Ao visitar a capital da Macedónia fica-se com a sensação de que as ruas foram invadidas por seres inanimados de bronze, de todos os tamanhos e feitios. A estética é questionável, o número total de estátuas, ninguém sabe ao certo

Saímos de Pristina para Skopje num miniautocarro que bateu recordes de falta de conforto. Era já noite cerrada quando chegámos a Skopje, capital da República da Macedónia – república esta que tem o mesmo nome de uma região da Grécia, tendo-lhe isso já valido uns quantos problemas a nível de política internacional. A República da Macedónia foi, ao longo da História, massacrada por invasões de países vizinhos e, depois da Guerra dos Balcãs, os gregos recusaram-se a reconhecê- -la, já que o país se estaria a apropriar do nome de uma região grega, bem como da bandeira com a estrela de 16 raios amarelos em fundo vermelho de Alexandre, o Grande. Mas o governo da Macedónia não fez caso e Skopje é a área com mais bandeiras hasteadas por metro quadrado que eu alguma vez visitei.Skopje é fria e cinzenta nesta altura do ano. Estávamos à procura de um lugar para jantar quando descobrimos o centro da cidade. É difícil descrever a mistura de sensações que esta cidade me provoca. As pessoas não falam inglês, não se mostram muito disponíveis para conversas e, por isso, passo ao papel de mera observadora. 
O centro da capital dá-nos a sensação de estarmos em plena Disneylândia, há estátuas por todo o lado, umas enormes, outras mais pequenas, há estátuas de todos os tamanhos e feitios, e não é por ser expressão, aqui foi mesmo para inglês ver. Se recuarmos apenas quatro anos, a Macedónia sofreu uma transformação no mínimo “radical” e fora do comum que tinha como objetivo atrair o turismo e lembrar os heróis e ícones nacionais.

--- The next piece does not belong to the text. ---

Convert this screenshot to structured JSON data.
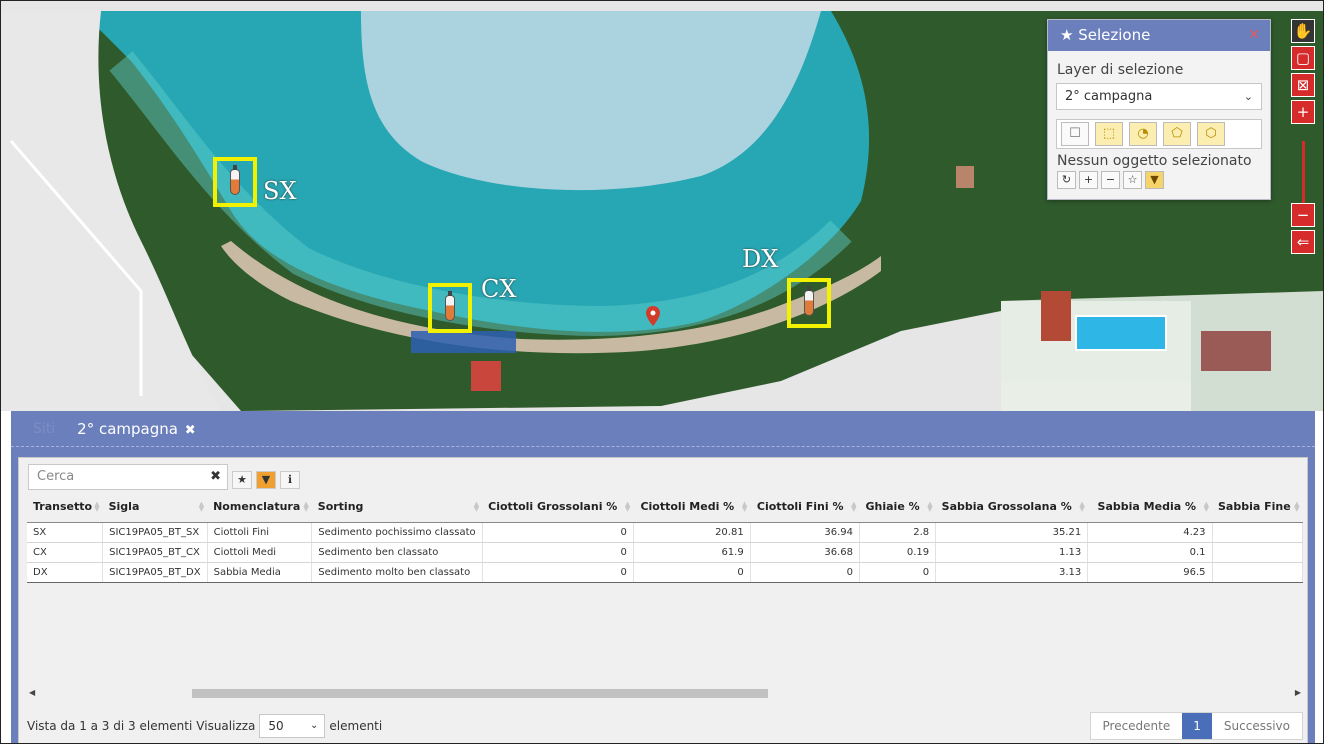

Os edifícios recentes têm um estilo neoclássico que não condiz com o que o país viveu nos últimos anos, ignorando grande parte da influência da população da Albânia no decurso da história do país. Há mesmo um enorme Arco do Triunfo, e quem não estiver informado sobre o projeto recente de reabilitação da cidade e não conhecer o investimento de quase 500 milhões de euros gastos na sua decoração fica a achar que está perante uma capital imponente, majestosa, gloriosa. A ideia parece ter sido essa, mas falha tremendamente assim que damos de caras com crianças a pedir dinheiro na rua, quando se vê a miséria dos mais velhos ou até mesmo quando se sabe que o salário mínimo é de 237 euros mensais.

Na cidade já se fizeram manifestações e faz-se a piada à falta de gosto, bem como se apontam severas críticas à forma como este dinheiro foi gasto. O número total de estátuas é um mistério para quem passa, diz-se que há gente que contou mais de 60, e não estamos admiradas.

Do outro lado da cidade parece termos chegado à Turquia, com a elegância e as infinitas cores que se propagam pela luz dos pequenos estabelecimentos do Old Bazar.

Na rua há uma enorme banca de livros que se amontoam sem fim. Uma mulher de poucas palavras encaixa aqui mais um, ali mais outro. Fica difícil perceber como alguém conseguirá escolher um livro naquela enorme montanha de ar tão frágil. Ela chama-se Sonia e garante que ali estão mais de 500 livros que vai trocando de posição todos os dias, talvez como ritual, talvez como método de negócio, não se percebe bem.

Recebo uma mensagem no telemóvel, é um amigo meu que me pergunta onde estou. “Na Macedónia”, respondo-lhe. Ao que ele me responde: “Quão estranha achaste Skopje?” Entretanto, rio-me para um condutor de charrete que já a guia há três anos. “Agora fica bem cavalos a passar aqui. São 100 moedas por dia”, diz Traitche, de 52 anos. Os dois cavalos são brancos com pintas pretas, e têm 13 e 14 anos. “Desculpe, não sei falar bem inglês”, diz-me com ar desconsolado.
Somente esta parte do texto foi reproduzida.